Unfortunately, the results have been almost equally ambivalent in both cases. Digital amplifiers run cooler, consume less power and consequently, are greener than traditional amplification, which have to be good things.
With most music sources starting life as digital once they hit the microphone, it makes obvious sense to preserve the music signal in digital form as long as possible to avoid degradation.
But so far, at least, digital amplification in its many and varied forms has not been a conspicuous success sonically and is generally confined to the lower shelves powering cheap integrated systems and their ilk, where simplicity and low cost are the key attractions.
Digital future
Here, perhaps, is an exception to the rule, arguably the most striking example of its kind to date. The original and, so far, one of the few truly serious high-quality digital amplifiers was the TacT Millennium, which due to structural changes within the company has been transmogrified into the virtually identical looking and functionally similar Lyngdorf Millennium, now in its fourth iteration.
Quite how to describe the Millennium IV is moot. It drives loudspeakers and has a volume control, which qualifies it as an integrated amplifier. But it won't handle analogue inputs without external assistance (described later), and in its basic form as reviewed here, it is more of a power amplifier with an on-board D/A convertor than an integrated amplifier, albeit one that has its own volume control.
The Millennium has been around in one form or another since as far back as 1998 – more than a decade ago. But Lyngdorf claims it is one of the few truly digital amplifiers and there are good reasons why this is the case. Most digital amplifiers are only part digital, in some cases because they use a digital architecture for only part of the audio chain.
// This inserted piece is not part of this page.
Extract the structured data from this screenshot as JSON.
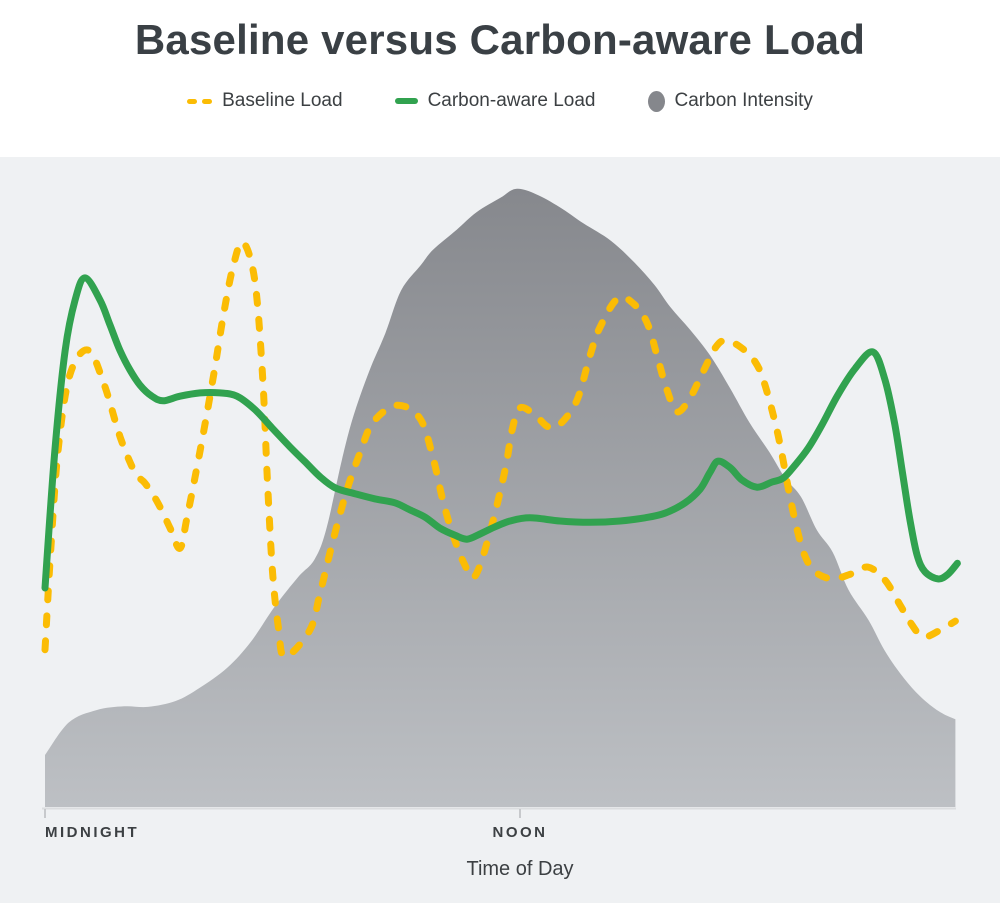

Lyngdorf's enabling digital technology called equibit, is digital from input through to output – in fact as standard the Millennium cannot even accept an analogue signal input and at the loudspeaker end of the chain, the signal remains digital until the very final stage.
This involves a simple 12dB/octave filter consisting of an inductor and a capacitor to roll away the very high-frequency digital noise above 60khz that would otherwise pollute the loudspeaker feed. Uniquely, the volume control does not attenuate the audio signal, which would reduce resolution.
Over most of its range, all it does is to control the voltage from the power supply output stage at anything upwards of three volts output, which corresponds to 19 on the volume dial. This simple, elegant solution means that the volume control is not in the signal path. Anything above this level and below the maximum output of 58 volts is handled with full 24-bit precision, with the system clock set at 352.8khz, high enough not to interfere with the audio.
At very low levels – where power supply attenuation is no longer possible – the resolution of the signal is reduced, but the volume level through the speakers is very low by that point, so the impact on the audio is negligible. By the same token, there is no amplification of the audio signal either, which eliminates another whole set of problems.